Sometime in the last couple of days I was listening to a CBC Radio interview with a gentleman who was talking about blood-cell sized implants that will be used manage personal health issues. He says that these are about 30 years away, when all of my students will be younger than I am now. His contention is that these tools will be so powerful that the first thousand year old is now walking the streets of a town near you. It’s hard to imagine – and fraught with huge social issues that will demand much debate – but so was sending a man to the moon or any number of technology-based advances.
Creating global citizens prepared to work, play and learn in a world ten, twenty or fifty years from now, a world that we can barely imagine, is a huge undertaking. The move to cloud computing will make PC’s – in their present form – obsolete in the next decade. What will this mean? Why do we continue to “teach” computer-based software in our classrooms, somehow confident that it is preparing our students for their future? Why do our teachers feel that by integrating PowerPoint into their teaching they are somehow creating a different breed of young person?

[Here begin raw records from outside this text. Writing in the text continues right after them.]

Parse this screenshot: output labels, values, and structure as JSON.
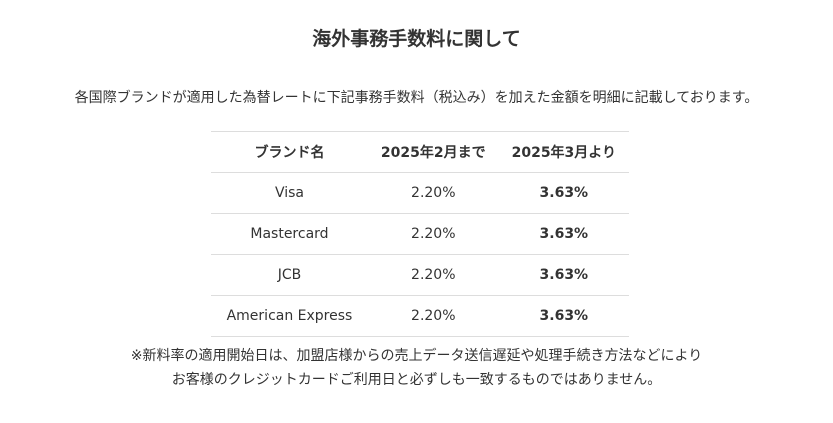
{
  "title": "海外事務手数料に関して",
  "intro": "各国際ブランドが適用した為替レートに下記事務手数料（税込み）を加えた金額を明細に記載しております。",
  "table": {
    "header": [
      "ブランド名",
      "2025年2月まで",
      "2025年3月より"
    ],
    "rows": [
      [
        "Visa",
        "2.20%",
        "3.63%"
      ],
      [
        "Mastercard",
        "2.20%",
        "3.63%"
      ],
      [
        "JCB",
        "2.20%",
        "3.63%"
      ],
      [
        "American Express",
        "2.20%",
        "3.63%"
      ]
    ]
  },
  "notes": [
    "※新料率の適用開始日は、加盟店様からの売上データ送信遅延や処理手続き方法などにより",
    "お客様のクレジットカードご利用日と必ずしも一致するものではありません。"
  ]
}
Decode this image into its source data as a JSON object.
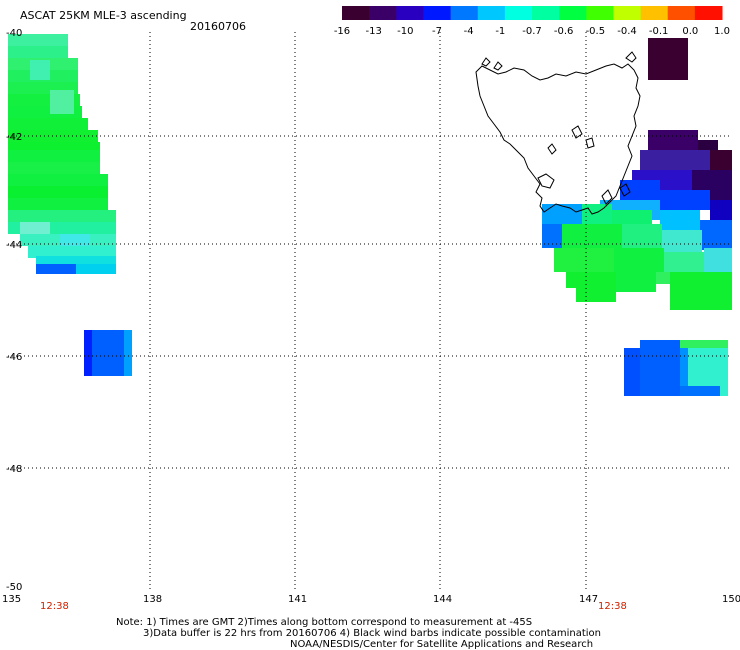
{
  "header": {
    "title": "ASCAT 25KM MLE-3 ascending",
    "date": "20160706"
  },
  "colorbar": {
    "labels": [
      "-16",
      "-13",
      "-10",
      "-7",
      "-4",
      "-1",
      "-0.7",
      "-0.6",
      "-0.5",
      "-0.4",
      "-0.1",
      "0.0",
      "1.0"
    ],
    "colors": [
      "#3a0030",
      "#3a0068",
      "#2a00c0",
      "#0018ff",
      "#0078ff",
      "#00c8ff",
      "#00ffe0",
      "#00ffa0",
      "#00ff40",
      "#40ff00",
      "#c0ff00",
      "#ffc000",
      "#ff5000",
      "#ff1000"
    ]
  },
  "axes": {
    "lat_labels": [
      "-40",
      "-42",
      "-44",
      "-46",
      "-48",
      "-50"
    ],
    "lon_labels": [
      "135",
      "138",
      "141",
      "144",
      "147",
      "150"
    ]
  },
  "times": {
    "left": "12:38",
    "right": "12:38"
  },
  "notes": {
    "line1": "Note: 1) Times are GMT 2)Times along bottom correspond to measurement at -45S",
    "line2": "3)Data buffer is 22 hrs from 20160706 4) Black wind barbs indicate possible contamination",
    "line3": "NOAA/NESDIS/Center for Satellite Applications and Research"
  }
}
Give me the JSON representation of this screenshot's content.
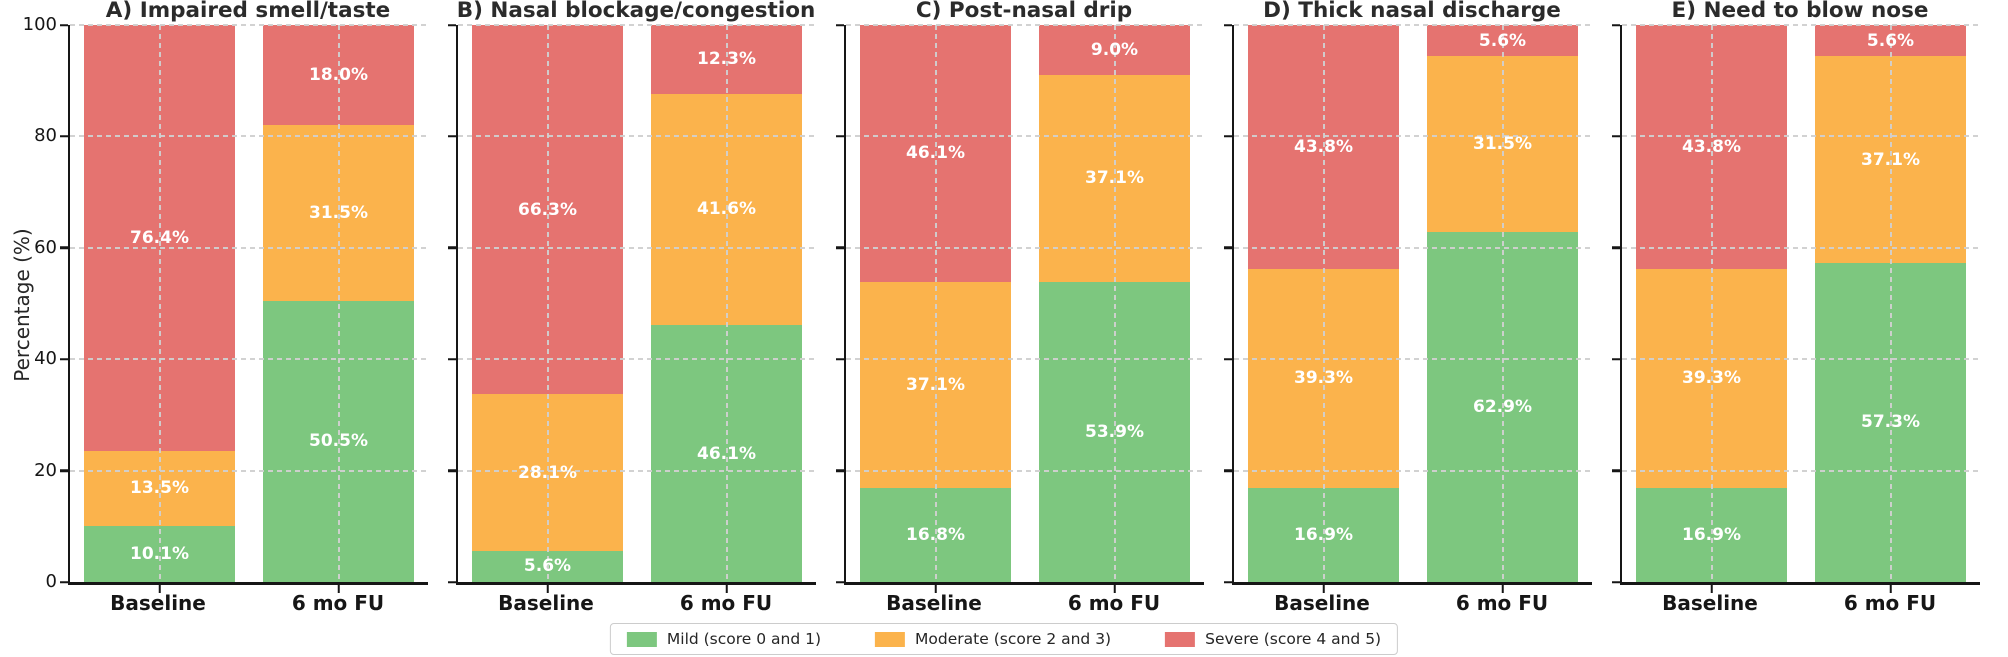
{
  "figure": {
    "ylabel": "Percentage (%)",
    "background": "#ffffff"
  },
  "colors": {
    "mild": "#7dc77f",
    "moderate": "#fbb34c",
    "severe": "#e57370",
    "axis": "#161616",
    "grid": "#d0d0d0",
    "title_text": "#2b2b2b",
    "label_text": "#ffffff"
  },
  "legend": {
    "items": [
      {
        "label": "Mild (score 0 and 1)",
        "color_key": "mild"
      },
      {
        "label": "Moderate (score 2 and 3)",
        "color_key": "moderate"
      },
      {
        "label": "Severe (score 4 and 5)",
        "color_key": "severe"
      }
    ]
  },
  "chart_data": [
    {
      "type": "bar",
      "stacked": true,
      "panel": "A",
      "title": "A) Impaired smell/taste",
      "categories": [
        "Baseline",
        "6 mo FU"
      ],
      "ylim": [
        0,
        100
      ],
      "yticks": [
        0,
        20,
        40,
        60,
        80,
        100
      ],
      "grid": true,
      "show_y_tick_labels": true,
      "series": [
        {
          "name": "Mild (score 0 and 1)",
          "color_key": "mild",
          "values": [
            10.1,
            50.5
          ],
          "labels": [
            "10.1%",
            "50.5%"
          ]
        },
        {
          "name": "Moderate (score 2 and 3)",
          "color_key": "moderate",
          "values": [
            13.5,
            31.5
          ],
          "labels": [
            "13.5%",
            "31.5%"
          ]
        },
        {
          "name": "Severe (score 4 and 5)",
          "color_key": "severe",
          "values": [
            76.4,
            18.0
          ],
          "labels": [
            "76.4%",
            "18.0%"
          ]
        }
      ]
    },
    {
      "type": "bar",
      "stacked": true,
      "panel": "B",
      "title": "B) Nasal blockage/congestion",
      "categories": [
        "Baseline",
        "6 mo FU"
      ],
      "ylim": [
        0,
        100
      ],
      "yticks": [
        0,
        20,
        40,
        60,
        80,
        100
      ],
      "grid": true,
      "show_y_tick_labels": false,
      "series": [
        {
          "name": "Mild (score 0 and 1)",
          "color_key": "mild",
          "values": [
            5.6,
            46.1
          ],
          "labels": [
            "5.6%",
            "46.1%"
          ]
        },
        {
          "name": "Moderate (score 2 and 3)",
          "color_key": "moderate",
          "values": [
            28.1,
            41.6
          ],
          "labels": [
            "28.1%",
            "41.6%"
          ]
        },
        {
          "name": "Severe (score 4 and 5)",
          "color_key": "severe",
          "values": [
            66.3,
            12.3
          ],
          "labels": [
            "66.3%",
            "12.3%"
          ]
        }
      ]
    },
    {
      "type": "bar",
      "stacked": true,
      "panel": "C",
      "title": "C) Post-nasal drip",
      "categories": [
        "Baseline",
        "6 mo FU"
      ],
      "ylim": [
        0,
        100
      ],
      "yticks": [
        0,
        20,
        40,
        60,
        80,
        100
      ],
      "grid": true,
      "show_y_tick_labels": false,
      "series": [
        {
          "name": "Mild (score 0 and 1)",
          "color_key": "mild",
          "values": [
            16.8,
            53.9
          ],
          "labels": [
            "16.8%",
            "53.9%"
          ]
        },
        {
          "name": "Moderate (score 2 and 3)",
          "color_key": "moderate",
          "values": [
            37.1,
            37.1
          ],
          "labels": [
            "37.1%",
            "37.1%"
          ]
        },
        {
          "name": "Severe (score 4 and 5)",
          "color_key": "severe",
          "values": [
            46.1,
            9.0
          ],
          "labels": [
            "46.1%",
            "9.0%"
          ]
        }
      ]
    },
    {
      "type": "bar",
      "stacked": true,
      "panel": "D",
      "title": "D) Thick nasal discharge",
      "categories": [
        "Baseline",
        "6 mo FU"
      ],
      "ylim": [
        0,
        100
      ],
      "yticks": [
        0,
        20,
        40,
        60,
        80,
        100
      ],
      "grid": true,
      "show_y_tick_labels": false,
      "series": [
        {
          "name": "Mild (score 0 and 1)",
          "color_key": "mild",
          "values": [
            16.9,
            62.9
          ],
          "labels": [
            "16.9%",
            "62.9%"
          ]
        },
        {
          "name": "Moderate (score 2 and 3)",
          "color_key": "moderate",
          "values": [
            39.3,
            31.5
          ],
          "labels": [
            "39.3%",
            "31.5%"
          ]
        },
        {
          "name": "Severe (score 4 and 5)",
          "color_key": "severe",
          "values": [
            43.8,
            5.6
          ],
          "labels": [
            "43.8%",
            "5.6%"
          ]
        }
      ]
    },
    {
      "type": "bar",
      "stacked": true,
      "panel": "E",
      "title": "E) Need to blow nose",
      "categories": [
        "Baseline",
        "6 mo FU"
      ],
      "ylim": [
        0,
        100
      ],
      "yticks": [
        0,
        20,
        40,
        60,
        80,
        100
      ],
      "grid": true,
      "show_y_tick_labels": false,
      "series": [
        {
          "name": "Mild (score 0 and 1)",
          "color_key": "mild",
          "values": [
            16.9,
            57.3
          ],
          "labels": [
            "16.9%",
            "57.3%"
          ]
        },
        {
          "name": "Moderate (score 2 and 3)",
          "color_key": "moderate",
          "values": [
            39.3,
            37.1
          ],
          "labels": [
            "39.3%",
            "37.1%"
          ]
        },
        {
          "name": "Severe (score 4 and 5)",
          "color_key": "severe",
          "values": [
            43.8,
            5.6
          ],
          "labels": [
            "43.8%",
            "5.6%"
          ]
        }
      ]
    }
  ]
}
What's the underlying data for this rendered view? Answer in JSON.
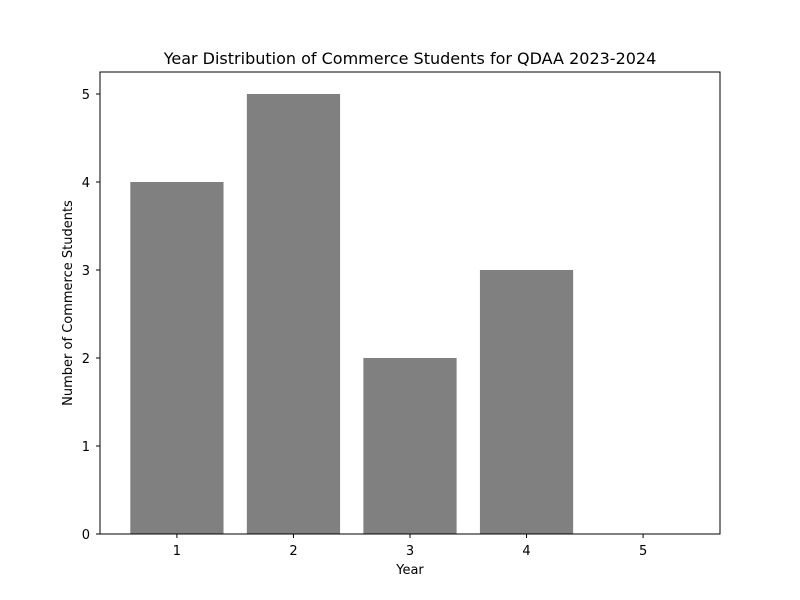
{
  "chart_data": {
    "type": "bar",
    "title": "Year Distribution of Commerce Students for QDAA 2023-2024",
    "xlabel": "Year",
    "ylabel": "Number of Commerce Students",
    "categories": [
      "1",
      "2",
      "3",
      "4",
      "5"
    ],
    "values": [
      4,
      5,
      2,
      3,
      0
    ],
    "ylim": [
      0,
      5.25
    ],
    "yticks": [
      "0",
      "1",
      "2",
      "3",
      "4",
      "5"
    ],
    "bar_color": "#808080",
    "grid": false,
    "legend": "none"
  }
}
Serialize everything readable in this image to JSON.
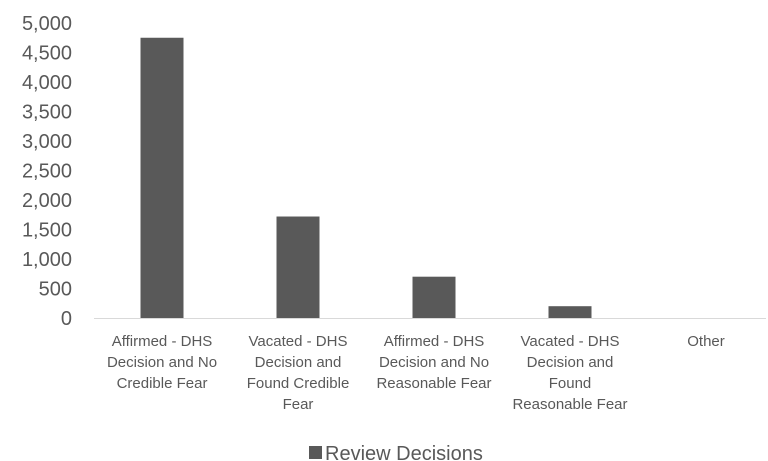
{
  "chart_data": {
    "type": "bar",
    "categories": [
      [
        "Affirmed - DHS",
        "Decision and No",
        "Credible Fear"
      ],
      [
        "Vacated - DHS",
        "Decision and",
        "Found Credible",
        "Fear"
      ],
      [
        "Affirmed - DHS",
        "Decision and No",
        "Reasonable Fear"
      ],
      [
        "Vacated - DHS",
        "Decision and",
        "Found",
        "Reasonable Fear"
      ],
      [
        "Other"
      ]
    ],
    "series": [
      {
        "name": "Review Decisions",
        "values": [
          4750,
          1720,
          700,
          200,
          0
        ]
      }
    ],
    "yticks": [
      "0",
      "500",
      "1,000",
      "1,500",
      "2,000",
      "2,500",
      "3,000",
      "3,500",
      "4,000",
      "4,500",
      "5,000"
    ],
    "ylim": [
      0,
      5000
    ],
    "bar_color": "#595959",
    "axis_color": "#d9d9d9",
    "legend": {
      "position": "bottom"
    }
  }
}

I still think it comes down to three critical questions when it comes to our children’s learning; what are we doing every day to a) create information artisans who are able to locate, harvest, assess, connect, create and communicate information in a digital, networked form, b) support them in developing and managing their own personal learning networks and c) help them understand and develop their own digital footprint, developing and managing their own personal brand.
On Monday, I’ll be working with language teachers at St. George’s School in Newport, Rhode Island. I’ve been asked to center the conversations around the power of connecting students using web tools – I’ll focus on wikis although there are lots of other tools available – to connect students. Who better to learn about the world from than a fellow young person. Through incorporating a foreign language study, it becomes an even more powerful tool or learning.
I am excited about the possibilities here. Properly designed and managed global projects address all three questions. Our students need more opportunities to work collaboratively with students around the world. While Cisco isn’t the only solution, they do have great commercials. This one captures the essence of students passion for connecting.
If you’re a teacher, are your students connecting, and not just connected?